Most H-1B holders can also renew their US visas, and lateness is expected to see mandatory interview rules increase the number of H-1B workers applying in this country, possibly leading to delays in the field offices of U.S. citizenship and immigration services.
“Their field office is already overwhelming,” Duehning said.
Meanwhile, federal employment has been frozen, and a deviation in federal workers and citizenship and immigration services in the State Department would mean a decline in staffing, even if the Trump administration tightens scrutiny of H-1B applications and renewals, Duehning said. Applications for renewals made overseas, and in the field office, there are growing numbers of “requests for evidence” that the applications are valid, similar to what happened in the first Trump administration.

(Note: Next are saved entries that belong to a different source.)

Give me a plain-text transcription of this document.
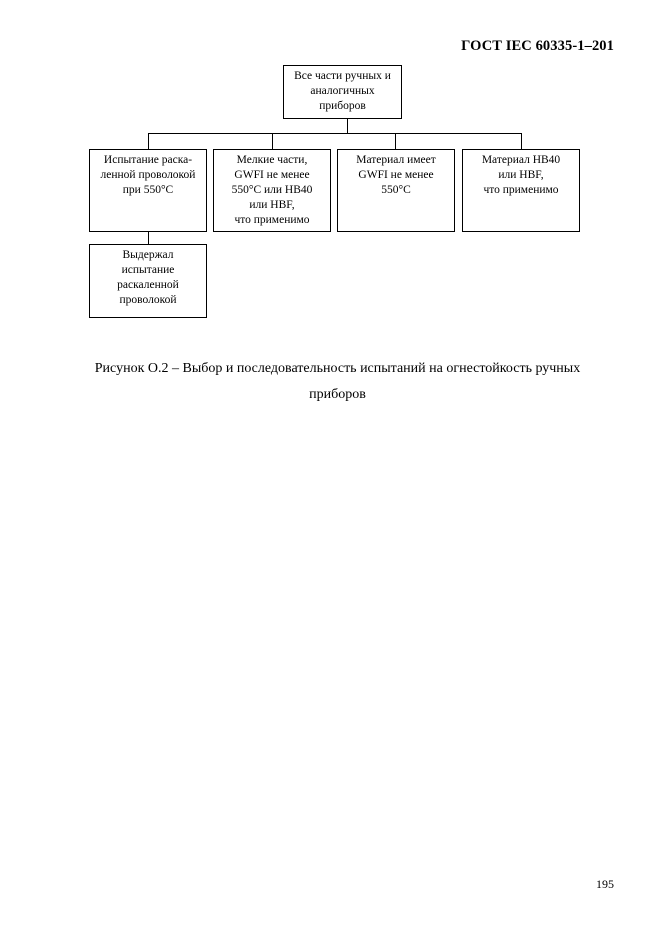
ГОСТ IEC 60335-1–201
Все части ручных и
аналогичных
приборов
Испытание раска-
ленной проволокой
при 550°С
Мелкие части,
GWFI не менее
550°С или НВ40
или НВF,
что применимо
Материал имеет
GWFI не менее
550°С
Материал НВ40
или НВF,
что применимо
Выдержал
испытание
раскаленной
проволокой
Рисунок О.2 – Выбор и последовательность испытаний на огнестойкость ручных
приборов
195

“It will continue to increase the efficiency and inconsistency that businesses need in the foreign workforce, and of course, it will only continue to increase the anxiety among foreign workers,” Duehning said.
The controversy over the H-1B visa exploded at the end of last year. This is because anti-immigrant conservatives faced off against tech industry supporters that are close to Trump. The president, who has criticized visas in the past and overseen a dramatic boost to rejection rates during his first term, has come out in favor of the H-1B.
In Silicon Valley, Google, Meta and Apple are among the top users of visas. Last year, Google received approximately 5,300 new and ongoing H-1B approvals, according to federal government data. Meta has received nearly 5,000 approvals, with Apple nearly 4,000, Intel roughly 2,500 and Oracle over 2,000. Seattle’s Amazon tops the list, with over 11,000. It is said that around 80,000 workers were approved last year to work in the US for around 10,000 California companies.
Duehning believes that the changes to the renewal rules stem from a “extreme vet” approach to Visa workers aimed at eradicating fraud, combined with the belief by some Trump administration officials that the H-1B expels American workers.
The Trump administration has recently shown that it could potentially scrap the lottery that awards 85,000 new H-1B visas each year, and will likely replace it with a system that will sign visas for payroll.
While tech companies push to expand the annual limit on new visas and claim to use H-1B to secure top talent around the world, the survey accuses visas of pushing wages down and staffing and outsourcing companies that supply many H-1B workers to Silicon Valley technology companies of replacing US workers with visa owners.